« Un ancien flic. Tu es Turk Findley, pas vrai ? Le fils du propriétaire ? » Le gamin ne répondit pas, mais qu’il garde le silence sans marquer de surprise valait confirmation. « Je veux juste que toi et moi, on reparte d’ici par où on est venus. Quoi que tu aies l’intention de faire, ce n’est pas possible. Pas ce soir. »
La pluie dégoulinant des cheveux bruns trempés du gamin passait sous le col de son poncho. Il regarda Bose dans le déluge, puis dit d’une petite voix éteinte : « Derrière vous.
— Hein ?
— Ils sont derrière vous. »
Le gamin s’accroupit précipitamment. Bose l’imita. Il risqua un coup d’œil par-dessus son épaule. Deux hommes arrivaient dans l’allée, spectraux dans la pluie. Ils n’avaient pas encore vu Bose ou Turk, qu’un angle masquait, mais ne manqueraient pas de le faire en continuant dans la même direction.
La réaction de Bose sembla rassurer Turk. « Par ici. »
Bose n’eut d’autre choix que de le suivre dans la ruelle, où on les verrait sûrement… sauf qu’il y avait un espace étroit entre une benne à ordures en métal vert et le bord d’un quai de chargement, un espace juste assez grand pour qu’ils se glissent l’un et l’autre à l’intérieur. Bose essaya de bien voir ce qui l’entourait pendant l’instant où il n’était plus caché. Les quais de l’entrepôt Findley se trouvaient juste un peu plus loin. Trois automobiles étaient garées dans l’allée et une anonyme camionnette blanche était plaquée à l’un d’eux. La porte correspondante avait été remontée, ce qui projetait un rectangle de lumière dans l’obscurité.

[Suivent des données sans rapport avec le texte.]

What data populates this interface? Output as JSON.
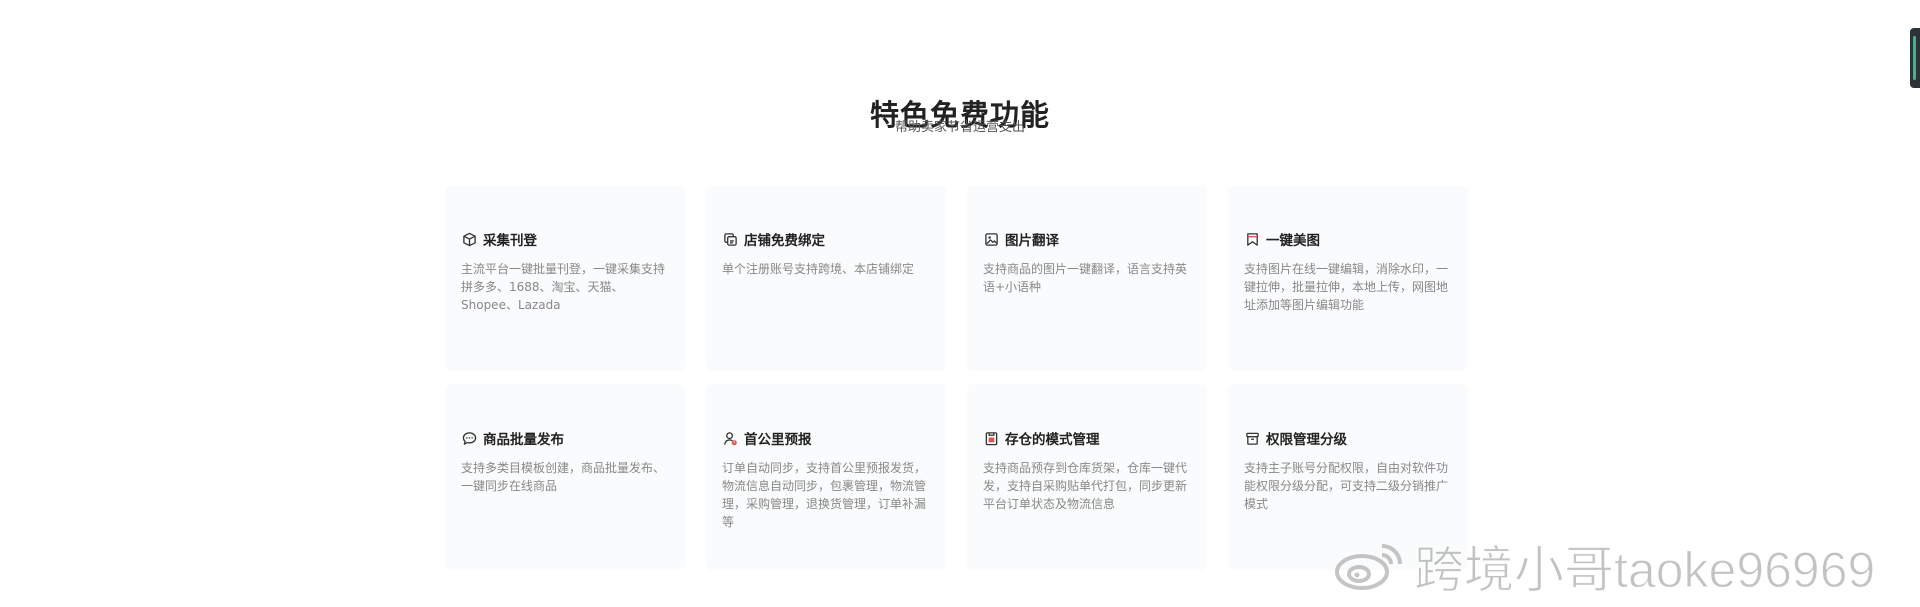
{
  "header": {
    "title": "特色免费功能",
    "subtitle": "帮助卖家节省运营支出"
  },
  "features": [
    {
      "icon": "cube-icon",
      "title": "采集刊登",
      "desc": "主流平台一键批量刊登，一键采集支持拼多多、1688、淘宝、天猫、Shopee、Lazada"
    },
    {
      "icon": "store-link-icon",
      "title": "店铺免费绑定",
      "desc": "单个注册账号支持跨境、本店铺绑定"
    },
    {
      "icon": "image-icon",
      "title": "图片翻译",
      "desc": "支持商品的图片一键翻译，语言支持英语+小语种"
    },
    {
      "icon": "bookmark-icon",
      "title": "一键美图",
      "desc": "支持图片在线一键编辑，消除水印，一键拉伸，批量拉伸，本地上传，网图地址添加等图片编辑功能"
    },
    {
      "icon": "chat-bubble-icon",
      "title": "商品批量发布",
      "desc": "支持多类目模板创建，商品批量发布、一键同步在线商品"
    },
    {
      "icon": "user-alert-icon",
      "title": "首公里预报",
      "desc": "订单自动同步，支持首公里预报发货，物流信息自动同步，包裹管理，物流管理，采购管理，退换货管理，订单补漏等"
    },
    {
      "icon": "warehouse-icon",
      "title": "存仓的模式管理",
      "desc": "支持商品预存到仓库货架，仓库一键代发，支持自采购贴单代打包，同步更新平台订单状态及物流信息"
    },
    {
      "icon": "archive-box-icon",
      "title": "权限管理分级",
      "desc": "支持主子账号分配权限，自由对软件功能权限分级分配，可支持二级分销推广模式"
    }
  ],
  "watermark": {
    "text": "跨境小哥taoke96969",
    "icon": "weibo-logo-icon"
  }
}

Bose essaya de photographier mentalement la scène, de calculer les distances relatives et de repérer les itinéraires de fuite possibles. Il s’accroupit ensuite près de Turk, qui tremblait comme un chien mouillé.

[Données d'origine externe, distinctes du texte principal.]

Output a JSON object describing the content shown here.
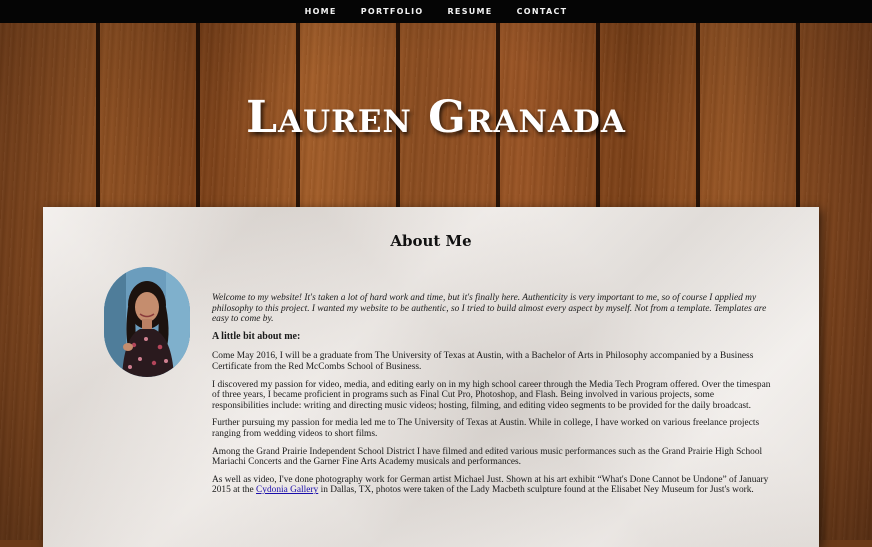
{
  "nav": {
    "items": [
      "HOME",
      "PORTFOLIO",
      "RESUME",
      "CONTACT"
    ]
  },
  "site_title": "Lauren Granada",
  "about": {
    "heading": "About Me",
    "intro": "Welcome to my website! It's taken a lot of hard work and time, but it's finally here. Authenticity is very important to me, so of course I applied my philosophy to this project. I wanted my website to be authentic, so I tried to build almost every aspect by myself. Not from a template. Templates are easy to come by.",
    "subheading": "A little bit about me:",
    "p1": "Come May 2016, I will be a graduate from The University of Texas at Austin, with a Bachelor of Arts in Philosophy accompanied by a Business Certificate from the Red McCombs School of Business.",
    "p2": "I discovered my passion for video, media, and editing early on in my high school career through the Media Tech Program offered. Over the timespan of three years, I became proficient in programs such as Final Cut Pro, Photoshop, and Flash. Being involved in various projects, some responsibilities include: writing and directing music videos; hosting, filming, and editing video segments to be provided for the daily broadcast.",
    "p3": "Further pursuing my passion for media led me to The University of Texas at Austin. While in college, I have worked on various freelance projects ranging from wedding videos to short films.",
    "p4": "Among the Grand Prairie Independent School District I have filmed and edited various music performances such as the Grand Prairie High School Mariachi Concerts and the Garner Fine Arts Academy musicals and performances.",
    "p5_before": "As well as video, I've done photography work for German artist Michael Just. Shown at his art exhibit “What's Done Cannot be Undone” of January 2015 at the ",
    "p5_link": "Cydonia Gallery",
    "p5_after": " in Dallas, TX, photos were taken of the Lady Macbeth sculpture found at the Elisabet Ney Museum for Just's work."
  },
  "icons": {
    "avatar": "profile-photo"
  },
  "colors": {
    "nav_bg": "#050505",
    "paper": "#e9e3de",
    "link": "#1a0dab",
    "wood": "#8a4a1e"
  }
}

Les deux gardes arrivèrent dans l’allée, à découvert. Bose entraperçut leurs imperméables jaunes quand ils passèrent près de la benne en revenant vers le quai de chargement occupé. Pour Bose, la présence de la camionnette expliquait ce qui se passait à l’entrepôt : Findley avait pris peur et supprimait toute trace de contrebande. L’arrière de la camionnette laissait voir des piles de cartons qui montaient jusqu’au plafond – sans doute des produits chimiques venus du Liban ou de Syrie et destinés aux bioréacteurs de marché noir.
Bose décida de mieux voir. Il s’allongea sur le goudron mouillé, mais encore tiède après la canicule de la journée et d’où montait une odeur d’animal trempé d’huile. Il rampa pour sortir la tête et jeter un coup d’œil. Il n’avait d’autre camouflage que ses cheveux et sa peau noirs.

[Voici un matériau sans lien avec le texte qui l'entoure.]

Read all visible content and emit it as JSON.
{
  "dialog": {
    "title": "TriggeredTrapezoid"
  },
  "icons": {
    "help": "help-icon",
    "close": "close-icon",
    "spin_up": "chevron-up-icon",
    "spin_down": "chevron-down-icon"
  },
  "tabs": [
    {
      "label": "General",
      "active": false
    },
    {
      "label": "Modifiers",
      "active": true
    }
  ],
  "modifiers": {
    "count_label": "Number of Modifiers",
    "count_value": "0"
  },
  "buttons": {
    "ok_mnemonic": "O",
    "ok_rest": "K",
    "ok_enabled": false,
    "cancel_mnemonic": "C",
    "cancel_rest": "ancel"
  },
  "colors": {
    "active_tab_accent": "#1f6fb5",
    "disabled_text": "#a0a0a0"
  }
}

Il regarda attentivement l’homme en train de superviser le chargement, un quinquagénaire à la mine défaite qui tenait une torche électrique à la main. Bose l’identifia comme Findley senior. « Ton père est là, chuchota-t-il.
— Vous connaissez mon père ? demanda le gamin au bout d’un moment.
— Je l’ai reconnu en le voyant.
— Vous allez l’arrêter ?
— J’aimerais bien. Sauf que je ne suis plus flic. Je ne peux arrêter personne.
— Mais qu’est-ce que vous faites là, alors ?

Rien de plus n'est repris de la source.